An inconclusive catalogue of reds.
and another today, when our sky went strange and gorgeous in the middle of the afternoon:
Now, some amongst you will laugh at this next revelation, but one of my afternoon's tasks today was to buy a couple of new black shirts, now that I've finally found a place that has styles I like at prices that won't kill me. (You wouldn't laugh if I'd ever told you why I actually wear black all the time, but that's another story, and one that ends with my happily embracing monochromatic base layers.) Even better, I was able to acquire a new totally acrylic black v-neck sweater (one of my wardrobe staples; my old one is four and getting a little threadbare--not to mention short, which makes no sense to me) and a pair of gloves. While I was tempted to rock out the orange gloves, or the golden ones, with my winter coat (now that it's out and earning compliments again, now in its third year), the gloves I bought were also black.
It must have been because I knew I was about to buy a group of black items that I began noticing reds on my way to the city centre. By the time I saw my third good red, I started jotting them down.
First, there was the wild branch-and-berry bouquet my neighbour bore home in her bicycle basket; she was turning the corner as I was jaywalking across our main road, and we hailed each other merrily. This week has marked the shift to our all recognizing each other when we see each other on the street and in town; yesterday, as I walked home from the pharmacy, I seemed to see half of my neighbours also making their ways home (on bicycle, mostly), and we all waved and grinned at each other.
Then there was the red Haymills crane that has hung over the Clare College dormitories nearest to the University Library. I love this crane, though I've never gotten to see it in use. Last weekend, they left it hanging over our footpath. We speculated about why it was pointing that way, but none of us has any real knowledge and so we got nowhere.
Just under the crane, a man stepped out of the gate leading from the footpath to the UL--and under his grey coat, he was dressed in red from head to toe, right down to his red socks and shoes. His hair was white and streamed thinly to his shoulders. He had a white beard and a strange eye and a silent mutter.
A few steps ahead, a woman in a red coat stood beside a man; they both peered between the bars of the fence, looking at the construction site to which the crane belonged. She had her back to me. When she turned, she revealed a seven-month belly, her white shirt taut across it. Somehow, this sight made me smile, as babies and pregnant women do nearly without fail now.
For many steps, there was no red except the berries on the bushes-that-are-not-holly. And then, as I stepped onto Clare Bridge, a boy poled a punt downstream with speed like I have seen in no other punter. And the next punt I saw was a double-wide, bearing among its passengers a woman in a red puffer jacket.
On the next bridge downstream, the mother of a family wore a red fleece; her child, in pink, climbed out of the stroller and crouched while the family paused at mid-bridge. Just then, I spied the orange-red of the fleece jacket of another of my neighbors as she cycled past, on her way home.

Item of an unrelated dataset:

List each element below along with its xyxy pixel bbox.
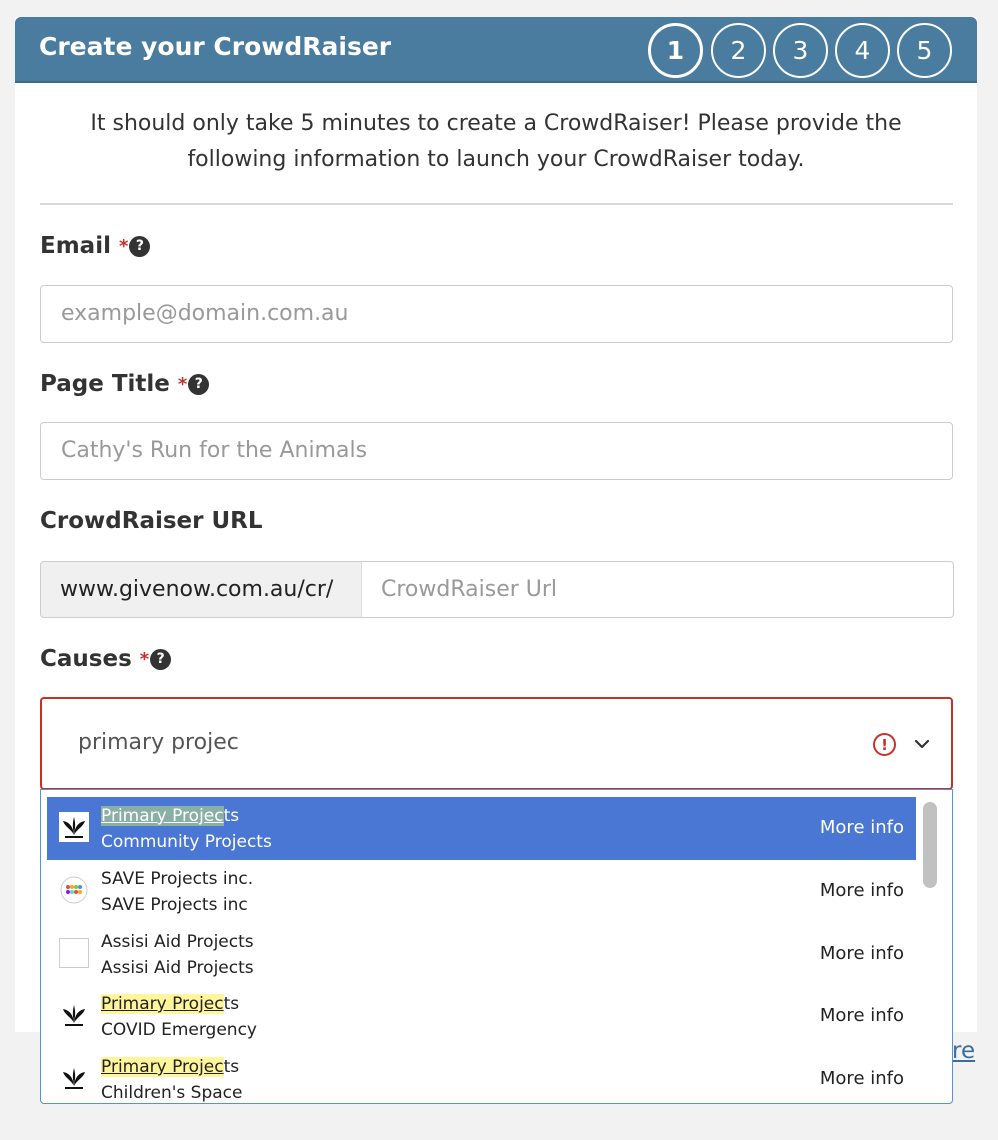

Within the court at Clare, a stern-faced girl strode past me in a fluttering, draping red dress topped with an incongruous grey blazer for which I could not blame her; suddenly, it's cold here, cold enough that I bought gloves, cold enough that I wore them, even on the short walk home from dinner. (Someone left a window open during a lecture I attended this evening; it took awhile for my hands to rewarm.)

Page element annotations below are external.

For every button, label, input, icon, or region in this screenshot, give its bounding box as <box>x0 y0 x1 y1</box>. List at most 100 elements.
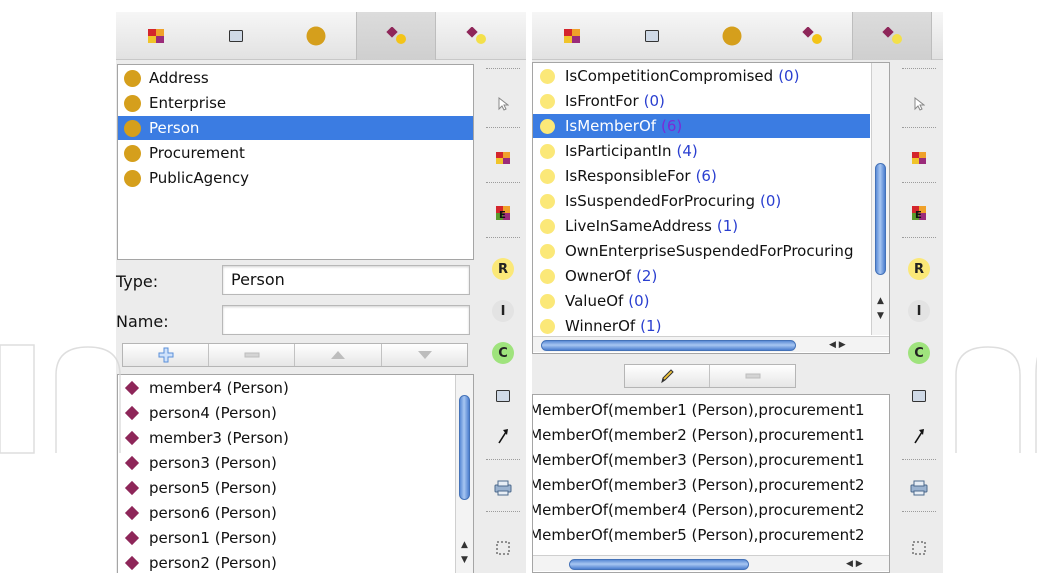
tab-concepts[interactable] <box>116 12 196 60</box>
tab-relation[interactable] <box>852 12 932 60</box>
relation-item[interactable]: ValueOf (0) <box>533 289 650 313</box>
individuals-list[interactable]: member4 (Person) person4 (Person) member… <box>117 374 474 573</box>
pointer-icon <box>498 97 509 111</box>
concepts-tool-button[interactable] <box>905 144 933 172</box>
class-item-enterprise[interactable]: Enterprise <box>118 91 473 115</box>
select-tool-button[interactable] <box>905 90 933 118</box>
c-tool-button[interactable]: C <box>489 339 517 367</box>
class-item-person[interactable]: Person <box>118 116 473 140</box>
individual-item[interactable]: person2 (Person) <box>118 551 277 573</box>
relation-label: OwnerOf <box>565 267 632 285</box>
scroll-left-arrow[interactable]: ◀ ▶ <box>846 559 863 569</box>
save-tool-button[interactable] <box>905 474 933 502</box>
relation-hscrollbar[interactable]: ◀ ▶ <box>533 336 889 352</box>
instance-tool-button[interactable] <box>489 382 517 410</box>
name-input[interactable] <box>222 305 470 335</box>
relation-item[interactable]: IsParticipantIn (4) <box>533 139 698 163</box>
concepts-icon <box>496 152 510 164</box>
concepts-tool-button[interactable] <box>489 144 517 172</box>
scrollbar-thumb[interactable] <box>875 163 886 275</box>
letter-i-icon: I <box>908 300 930 322</box>
move-up-button[interactable] <box>295 344 382 366</box>
relation-item[interactable]: IsCompetitionCompromised (0) <box>533 64 799 88</box>
r-tool-button[interactable]: R <box>489 255 517 283</box>
relation-item[interactable]: OwnEnterpriseSuspendedForProcuring <box>533 239 858 263</box>
individual-item[interactable]: member3 (Person) <box>118 426 289 450</box>
tab-relation[interactable] <box>436 12 516 60</box>
select-tool-button[interactable] <box>489 90 517 118</box>
relation-label: ValueOf <box>565 292 624 310</box>
r-tool-button[interactable]: R <box>905 255 933 283</box>
link-tool-button[interactable] <box>905 422 933 450</box>
fact-item[interactable]: IsMemberOf(member4 (Person),procurement2 <box>533 498 865 523</box>
letter-i-icon: I <box>492 300 514 322</box>
tab-instance[interactable] <box>612 12 692 60</box>
move-down-button[interactable] <box>382 344 467 366</box>
relation-item[interactable]: WinnerOf (1) <box>533 314 661 338</box>
arrow-icon <box>914 429 924 444</box>
instance-tool-button[interactable] <box>905 382 933 410</box>
link-tool-button[interactable] <box>489 422 517 450</box>
marquee-tool-button[interactable] <box>489 534 517 562</box>
tab-class[interactable] <box>276 12 356 60</box>
relation-item[interactable]: IsSuspendedForProcuring (0) <box>533 189 781 213</box>
facts-list[interactable]: IsMemberOf(member1 (Person),procurement1… <box>532 394 890 573</box>
remove-button[interactable] <box>710 365 795 387</box>
relation-item[interactable]: IsResponsibleFor (6) <box>533 164 717 188</box>
scrollbar-thumb[interactable] <box>459 395 470 500</box>
individual-label: person5 (Person) <box>149 479 277 497</box>
marquee-tool-button[interactable] <box>905 534 933 562</box>
edit-button[interactable] <box>625 365 710 387</box>
fact-item[interactable]: IsMemberOf(member3 (Person),procurement1 <box>533 448 865 473</box>
relation-count: (0) <box>778 67 800 85</box>
i-tool-button[interactable]: I <box>905 297 933 325</box>
individual-item[interactable]: person3 (Person) <box>118 451 277 475</box>
class-item-procurement[interactable]: Procurement <box>118 141 473 165</box>
class-icon <box>124 69 141 87</box>
tab-individuals[interactable] <box>356 12 436 60</box>
individual-item[interactable]: person1 (Person) <box>118 526 277 550</box>
class-list[interactable]: Address Enterprise Person Procurement Pu… <box>117 64 474 260</box>
relation-item[interactable]: IsFrontFor (0) <box>533 89 665 113</box>
add-concept-tool-button[interactable]: E <box>905 199 933 227</box>
fact-item[interactable]: IsMemberOf(member3 (Person),procurement2 <box>533 473 865 498</box>
i-tool-button[interactable]: I <box>489 297 517 325</box>
add-button[interactable] <box>123 344 209 366</box>
relation-item[interactable]: LiveInSameAddress (1) <box>533 214 738 238</box>
facts-hscrollbar[interactable]: ◀ ▶ <box>533 555 889 571</box>
save-tool-button[interactable] <box>489 474 517 502</box>
tab-instance[interactable] <box>196 12 276 60</box>
scroll-up-arrow[interactable]: ▲ <box>877 296 884 306</box>
add-concept-tool-button[interactable]: E <box>489 199 517 227</box>
class-item-publicagency[interactable]: PublicAgency <box>118 166 473 190</box>
relation-list[interactable]: IsCompetitionCompromised (0) IsFrontFor (0… <box>532 62 890 354</box>
relation-label: LiveInSameAddress <box>565 217 712 235</box>
scroll-up-arrow[interactable]: ▲ <box>461 540 468 550</box>
individuals-scrollbar[interactable]: ▲ ▼ <box>455 375 473 573</box>
tab-individuals[interactable] <box>772 12 852 60</box>
relation-vscrollbar[interactable]: ▲ ▼ <box>871 63 889 335</box>
relation-label: IsResponsibleFor <box>565 167 691 185</box>
individual-item[interactable]: person5 (Person) <box>118 476 277 500</box>
relation-count: (1) <box>640 317 662 335</box>
add-concept-icon: E <box>912 206 926 220</box>
tab-class[interactable] <box>692 12 772 60</box>
relation-item[interactable]: IsMemberOf (6) <box>533 114 870 138</box>
fact-item[interactable]: IsMemberOf(member2 (Person),procurement1 <box>533 423 865 448</box>
class-item-address[interactable]: Address <box>118 66 473 90</box>
scroll-down-arrow[interactable]: ▼ <box>877 311 884 321</box>
individual-item[interactable]: person6 (Person) <box>118 501 277 525</box>
relation-item[interactable]: OwnerOf (2) <box>533 264 657 288</box>
scrollbar-thumb[interactable] <box>569 559 749 570</box>
individual-item[interactable]: person4 (Person) <box>118 401 277 425</box>
tab-concepts[interactable] <box>532 12 612 60</box>
individual-item[interactable]: member4 (Person) <box>118 376 289 400</box>
fact-item[interactable]: IsMemberOf(member5 (Person),procurement2 <box>533 523 865 548</box>
scroll-left-arrow[interactable]: ◀ ▶ <box>829 340 846 350</box>
c-tool-button[interactable]: C <box>905 339 933 367</box>
fact-item[interactable]: IsMemberOf(member1 (Person),procurement1 <box>533 398 865 423</box>
scroll-down-arrow[interactable]: ▼ <box>461 555 468 565</box>
remove-button[interactable] <box>209 344 295 366</box>
scrollbar-thumb[interactable] <box>541 340 796 351</box>
printer-icon <box>910 480 928 496</box>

The maroon headscarf of a woman passing me. The worn rubber handles on a utility card inside Trinity Hall's always-locked gate. A red trench-coat on a swift cyclist. The red striped scarf on a woman who used her bicycle to keep an obviously interested young man at a distance, at least for now.

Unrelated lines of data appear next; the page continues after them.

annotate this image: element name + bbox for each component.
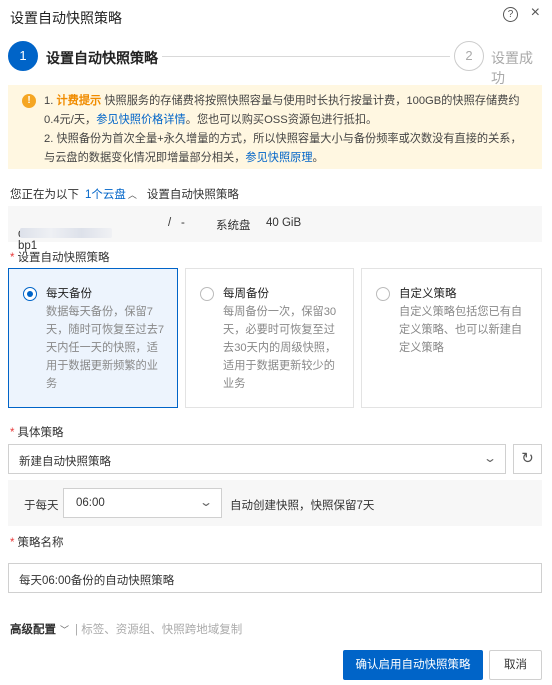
radio-daily[interactable] bbox=[23, 287, 37, 301]
target-prefix: 您正在为以下 bbox=[10, 189, 79, 201]
specific-policy-select[interactable]: 新建自动快照策略 ⌄ bbox=[8, 444, 506, 474]
option-weekly-title: 每周备份 bbox=[223, 288, 269, 300]
step-2-label: 设置成功 bbox=[491, 50, 533, 86]
target-suffix: 设置自动快照策略 bbox=[146, 189, 239, 201]
specific-policy-value: 新建自动快照策略 bbox=[19, 456, 111, 468]
snapshot-price-link[interactable]: 参见快照价格详情 bbox=[96, 114, 186, 126]
chevron-up-icon[interactable]: ︿ bbox=[128, 190, 137, 200]
step-2-circle: 2 bbox=[454, 41, 484, 71]
specific-policy-label-text: 具体策略 bbox=[17, 427, 64, 439]
help-icon[interactable]: ? bbox=[503, 7, 518, 22]
warning-icon: ! bbox=[22, 94, 36, 108]
chevron-down-icon: ⌄ bbox=[198, 495, 214, 509]
advanced-label: 高级配置 bbox=[10, 624, 56, 636]
policy-name-label: * 策略名称 bbox=[10, 537, 64, 549]
advanced-subtext: | 标签、资源组、快照跨地域复制 bbox=[75, 624, 243, 636]
notice-line-1-tail: 。您也可以购买OSS资源包进行抵扣。 bbox=[185, 114, 378, 126]
notice-line-2: 2. 快照备份为首次全量+永久增量的方式，所以快照容量大小与备份频率或次数没有直… bbox=[44, 130, 532, 168]
billing-tip-highlight: 计费提示 bbox=[56, 95, 102, 107]
radio-custom[interactable] bbox=[376, 287, 390, 301]
option-daily-title: 每天备份 bbox=[46, 288, 92, 300]
confirm-button[interactable]: 确认启用自动快照策略 bbox=[343, 650, 483, 680]
step-indicator: 1 设置自动快照策略 2 设置成功 bbox=[8, 41, 544, 86]
option-daily-backup[interactable]: 每天备份 数据每天备份，保留7天，随时可恢复至过去7天内任一天的快照，适用于数据… bbox=[8, 268, 178, 408]
policy-type-label-text: 设置自动快照策略 bbox=[17, 252, 110, 264]
dialog-title: 设置自动快照策略 bbox=[10, 10, 122, 26]
disk-dash: - bbox=[181, 217, 185, 229]
disk-count-link[interactable]: 1个云盘 bbox=[85, 189, 126, 201]
billing-notice: ! 1. 计费提示 快照服务的存储费将按照快照容量与使用时长执行按量计费，100… bbox=[8, 85, 542, 169]
option-custom-desc: 自定义策略包括您已有自定义策略、也可以新建自定义策略 bbox=[399, 306, 523, 354]
option-custom-title: 自定义策略 bbox=[399, 288, 457, 300]
schedule-label: 于每天 bbox=[24, 500, 59, 512]
cancel-button[interactable]: 取消 bbox=[489, 650, 542, 680]
snapshot-principle-link[interactable]: 参见快照原理 bbox=[245, 152, 312, 164]
schedule-row: 于每天 06:00 ⌄ 自动创建快照，快照保留7天 bbox=[8, 480, 542, 526]
disk-size: 40 GiB bbox=[266, 217, 302, 229]
specific-policy-label: * 具体策略 bbox=[10, 427, 64, 439]
option-daily-desc: 数据每天备份，保留7天，随时可恢复至过去7天内任一天的快照，适用于数据更新频繁的… bbox=[46, 306, 165, 390]
target-summary: 您正在为以下 1个云盘 ︿ 设置自动快照策略 bbox=[10, 186, 239, 202]
policy-name-input[interactable]: 每天06:00备份的自动快照策略 bbox=[8, 563, 542, 593]
notice-line-1: 1. 计费提示 快照服务的存储费将按照快照容量与使用时长执行按量计费，100GB… bbox=[44, 92, 532, 130]
schedule-tail: 自动创建快照，快照保留7天 bbox=[230, 500, 375, 512]
notice-line-2-tail: 。 bbox=[312, 152, 324, 164]
chevron-down-icon: ﹀ bbox=[60, 625, 70, 635]
option-custom-policy[interactable]: 自定义策略 自定义策略包括您已有自定义策略、也可以新建自定义策略 bbox=[361, 268, 542, 408]
time-value: 06:00 bbox=[76, 497, 105, 509]
policy-type-label: * 设置自动快照策略 bbox=[10, 252, 110, 264]
step-connector bbox=[162, 56, 450, 57]
close-icon[interactable]: × bbox=[531, 5, 540, 21]
radio-weekly[interactable] bbox=[200, 287, 214, 301]
refresh-button[interactable]: ↻ bbox=[513, 444, 542, 474]
chevron-down-icon: ⌄ bbox=[482, 451, 498, 465]
policy-name-label-text: 策略名称 bbox=[17, 537, 64, 549]
disk-type: 系统盘 bbox=[216, 220, 251, 232]
step-1-label: 设置自动快照策略 bbox=[46, 50, 158, 66]
step-1-circle: 1 bbox=[8, 41, 38, 71]
time-select[interactable]: 06:00 ⌄ bbox=[63, 488, 222, 518]
option-weekly-backup[interactable]: 每周备份 每周备份一次，保留30天，必要时可恢复至过去30天内的周级快照，适用于… bbox=[185, 268, 354, 408]
advanced-config-toggle[interactable]: 高级配置 ﹀ | 标签、资源组、快照跨地域复制 bbox=[10, 621, 242, 637]
disk-id-redacted bbox=[20, 228, 112, 238]
option-weekly-desc: 每周备份一次，保留30天，必要时可恢复至过去30天内的周级快照，适用于数据更新较… bbox=[223, 306, 337, 390]
notice-line-1-num: 1. bbox=[44, 95, 57, 107]
disk-row: d-bp1 / - 系统盘 40 GiB bbox=[8, 206, 542, 252]
disk-sep: / bbox=[168, 217, 172, 229]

And then I was in the melée that is King's Parade and then the Market and the pharmacy once more, and the only reds I remember from that point are the red patent-leather wedge pumps in which a woman passed me, and the red leather gloves that I also almost bought before remembering that I don't really want to wear red and green together every day for the next six months, and all the little bits and pieces of red that dot the buildings here: red rosettes, red lips on the sun on one of the sundials on the sundial tower I love so well, red of all sorts on college shields.
All of these reds, I'm sending to you. Had I taken my camera with me to town, I would send you the evening sky, as well: by the time I walked home, I was taking in blues.
1 Comments:
Your words are a wonderful variation (from your pictures) on letting us see as you see. Thanks.